Linen fabric (Coptic Period) on display at the Rosicrucian Egyptian Museum. Photo: BrokenSphere / Wikimedia Commons (CC BY-SA 3.0)
Linen is produced from the bast fibers of the flax plant (Linum usitatissimum). These fibers are composed primarily of cellulose, a polysaccharide that has a well-documented affinity for water. When a linen fabric is submerged or wetted, the cellulose molecules along the fiber surface absorb water molecules through hydrogen bonding, causing the fiber to increase in cross-sectional diameter — a process referred to as transversal swelling.
This behavior distinguishes linen from most synthetic fibers, which do not absorb moisture into their molecular structure and therefore do not swell. It also differs from cotton in degree: linen fibers tend to swell more markedly in diameter relative to their length, a ratio that has measurable effects on fabric behavior during and after washing.
The Mechanics of Cellulose Hydration
Flax bast fibers are organized in bundles of individual cells, each with a thick secondary cell wall. The cellulose within this wall is arranged in a highly crystalline form — more so than cotton — which means water can access only the amorphous regions between crystalline zones. This limited access partly explains why linen can absorb substantial moisture without immediately feeling wet to the touch.
As water enters the amorphous cellulose regions, the polymer chains are pushed apart by hydration shells around the absorbed water molecules. The result is an increase in fiber diameter of roughly 15–20% in dry-to-saturated conditions, while fiber length changes only marginally — typically less than 2%.
This asymmetric swelling — predominantly transversal rather than longitudinal — is central to understanding why wet linen handles differently than dry linen: it is dimensionally stable in length but becomes noticeably thicker and stiffer in weave while saturated.
Effects on Weave Structure
In a plain-weave or twill-weave linen fabric, the transversal swelling of individual fibers causes adjacent yarns to press more tightly against one another. This temporarily closes the interstices — the small gaps — between warp and weft threads. A fabric that is relatively open and permeable when dry may become noticeably denser when wet.
This tightening has practical consequences:
- Stains set into a tightly swollen weave are more difficult to dislodge through agitation alone, which is why pre-soaking in cool water before applying any cleaning agent is generally more effective than immediate hot washing.
- Hand-mending or darning on damp linen is sometimes used to take advantage of the tighter weave — threads can be pulled to a consistent tension more easily. However, mending must be completed before drying, as the weave relaxes as moisture releases.
- Ironing linen while it is slightly damp allows the steam and pressure to work with the swollen fibers, producing a smoother result than ironing fully dry fabric.
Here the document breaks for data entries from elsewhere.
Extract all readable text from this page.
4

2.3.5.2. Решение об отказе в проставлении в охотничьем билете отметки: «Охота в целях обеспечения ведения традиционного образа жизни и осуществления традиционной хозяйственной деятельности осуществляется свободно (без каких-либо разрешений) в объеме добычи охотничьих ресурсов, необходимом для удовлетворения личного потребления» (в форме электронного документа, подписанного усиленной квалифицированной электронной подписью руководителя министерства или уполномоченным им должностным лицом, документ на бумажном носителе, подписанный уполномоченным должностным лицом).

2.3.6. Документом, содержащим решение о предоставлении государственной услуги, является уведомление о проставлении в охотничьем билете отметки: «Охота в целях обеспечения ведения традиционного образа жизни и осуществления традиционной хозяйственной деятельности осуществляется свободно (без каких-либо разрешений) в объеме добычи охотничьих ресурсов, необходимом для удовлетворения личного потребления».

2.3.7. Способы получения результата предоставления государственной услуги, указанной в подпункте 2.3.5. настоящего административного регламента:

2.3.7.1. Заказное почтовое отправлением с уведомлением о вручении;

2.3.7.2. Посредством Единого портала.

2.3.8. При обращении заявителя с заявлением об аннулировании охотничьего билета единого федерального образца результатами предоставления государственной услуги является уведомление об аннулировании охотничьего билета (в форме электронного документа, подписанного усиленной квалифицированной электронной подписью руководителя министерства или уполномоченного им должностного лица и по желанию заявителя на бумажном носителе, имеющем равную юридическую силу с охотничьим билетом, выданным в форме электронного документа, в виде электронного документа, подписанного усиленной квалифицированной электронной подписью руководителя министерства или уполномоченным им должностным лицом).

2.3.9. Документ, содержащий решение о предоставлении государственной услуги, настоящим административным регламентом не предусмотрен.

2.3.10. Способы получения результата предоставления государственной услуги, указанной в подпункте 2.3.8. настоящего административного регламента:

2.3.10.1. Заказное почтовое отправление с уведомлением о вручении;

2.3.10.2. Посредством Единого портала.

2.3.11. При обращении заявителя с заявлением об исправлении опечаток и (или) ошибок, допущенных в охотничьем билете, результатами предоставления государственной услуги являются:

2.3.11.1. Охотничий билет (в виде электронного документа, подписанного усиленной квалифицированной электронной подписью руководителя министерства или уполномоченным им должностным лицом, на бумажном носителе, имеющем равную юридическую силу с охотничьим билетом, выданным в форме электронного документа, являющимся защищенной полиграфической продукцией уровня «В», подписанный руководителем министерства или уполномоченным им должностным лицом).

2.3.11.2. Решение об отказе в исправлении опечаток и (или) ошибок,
Water Temperature and Swelling Rate
Cold water (below 20°C) causes slower and less complete hydration of linen cellulose compared to warm water. In practical terms, a linen item soaked in cold water for several minutes will not have reached equilibrium swelling, while the same item in water at 40°C reaches near-maximum swelling considerably faster.
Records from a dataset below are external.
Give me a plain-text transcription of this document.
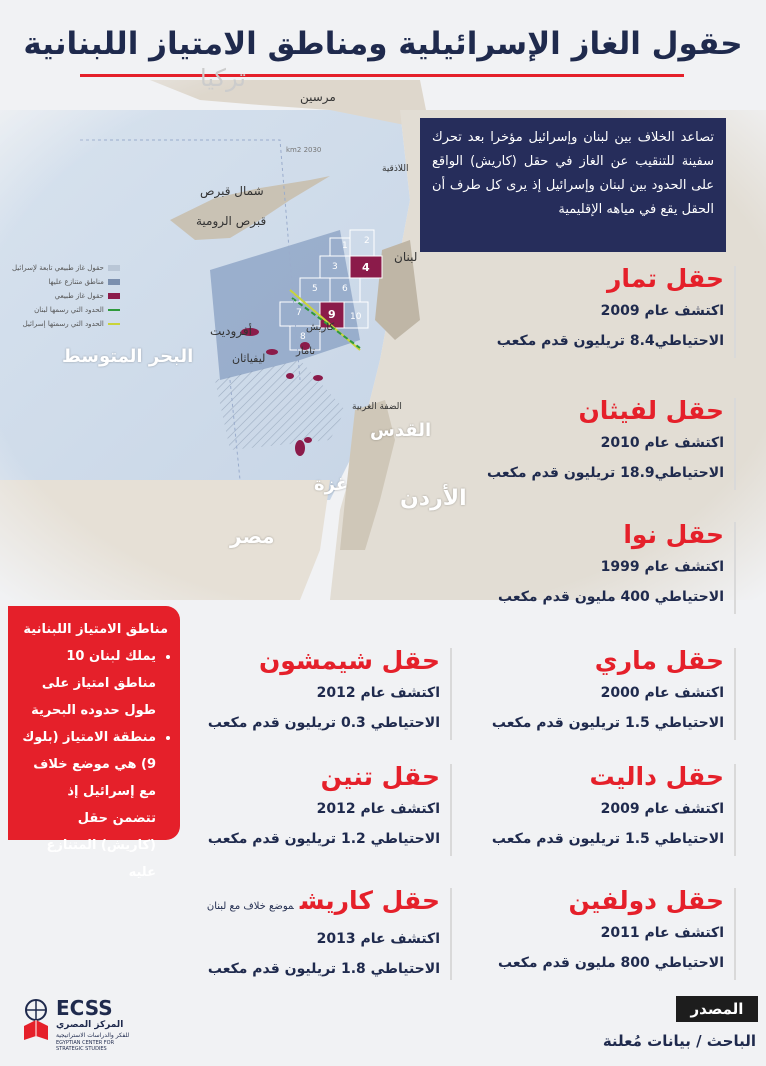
حقول الغاز الإسرائيلية ومناطق الامتياز اللبنانية
تركيا
مرسين
شمال قبرص
قبرص الرومية
اللاذقية
لبنان
أفروديت
تامار
كاريش
ليفياثان
البحر المتوسط
الضفة الغربية
القدس
غزة
الأردن
مصر
2030 km2
1 2
3 4
5	6
7
8
9 10
حقول غاز طبيعي تابعة لإسرائيل
مناطق متنازع عليها
حقول غاز طبيعي
الحدود التي رسمها لبنان
الحدود التي رسمتها إسرائيل
تصاعد الخلاف بين لبنان وإسرائيل مؤخرا بعد تحرك سفينة للتنقيب عن الغاز في حقل (كاريش) الواقع على الحدود بين لبنان وإسرائيل إذ يرى كل طرف أن الحقل يقع في مياهه الإقليمية
حقل تمار
اكتشف عام 2009
الاحتياطي8.4 تريليون قدم مكعب
حقل لفيثان
اكتشف عام 2010
الاحتياطي18.9 تريليون قدم مكعب
حقل نوا
اكتشف عام 1999
الاحتياطي 400 مليون قدم مكعب
حقل ماري
اكتشف عام 2000
الاحتياطي 1.5 تريليون قدم مكعب
حقل داليت
اكتشف عام 2009
الاحتياطي 1.5 تريليون قدم مكعب
حقل دولفين
اكتشف عام 2011
الاحتياطي 800 مليون قدم مكعب
حقل شيمشون
اكتشف عام 2012
الاحتياطي 0.3 تريليون قدم مكعب
حقل تنين
اكتشف عام 2012
الاحتياطي 1.2 تريليون قدم مكعب
حقل كاريشموضع خلاف مع لبنان
اكتشف عام 2013
الاحتياطي 1.8 تريليون قدم مكعب
مناطق الامتياز اللبنانية
• يملك لبنان 10 مناطق امتياز على طول حدوده البحرية
• منطقة الامتياز (بلوك 9) هي موضع خلاف مع إسرائيل إذ تتضمن حقل (كاريش) المتنازع عليه
ECSS
المركز المصري
للفكر والدراسات الاستراتيجية
EGYPTIAN CENTER FOR STRATEGIC STUDIES
المصدر
الباحث / بيانات مُعلنة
This difference is relevant when considering shrinkage. Shrinkage in linen occurs primarily at the first few washes when relaxation of spinning and weaving tensions takes place, not from swelling itself. However, the combination of heat and swelling under tension — such as when a tight-fitting linen item is washed at high temperature and tumble-dried — can cause irreversible dimensional change.
Canadian Climate and Laundering Timing
In Canada, average cold tap water temperatures vary substantially by season and region. In southern Ontario, cold tap water in January can fall below 8°C, while in summer the same tap may deliver water above 18°C. Prairie provinces tend to have colder groundwater year-round due to deeper aquifer temperatures. British Columbia coastal areas often have milder groundwater temperatures throughout the year.
These differences are practical: a linen item washed in cold Canadian winter tap water absorbs moisture more slowly and may require a longer soak time to achieve the fiber saturation needed for effective cleaning. Adjusting wash cycle duration or using a brief warm rinse before the main cold cycle can compensate.
Drying and Fiber Return
As linen dries, water molecules desorb from the cellulose, the fiber diameter contracts, and the weave structure relaxes to approximately its pre-wet state. This process is not perfectly reversible: repeated wet/dry cycles gradually affect fiber length distribution in a yarn, contributing to the softening of linen fabric over time with regular laundering.
The rate of desorption — how quickly moisture leaves the fiber — depends on ambient humidity and airflow. In high-humidity environments, equilibrium moisture content remains elevated even in ostensibly "dry" fabric. This is particularly relevant for outdoor line-drying in humid regions of Canada, addressed in a separate article on line-drying and humidity effects.
References
- Morton, W.E. & Hearle, J.W.S. (2008). Physical Properties of Textile Fibres (4th ed.). Woodhead Publishing.
- Franck, R.R. (ed.) (2005). Bast and Other Plant Fibres. Woodhead Publishing.
- Lewin, M. & Pearce, E.M. (eds.) (1998). Handbook of Fiber Chemistry (2nd ed.). Marcel Dekker.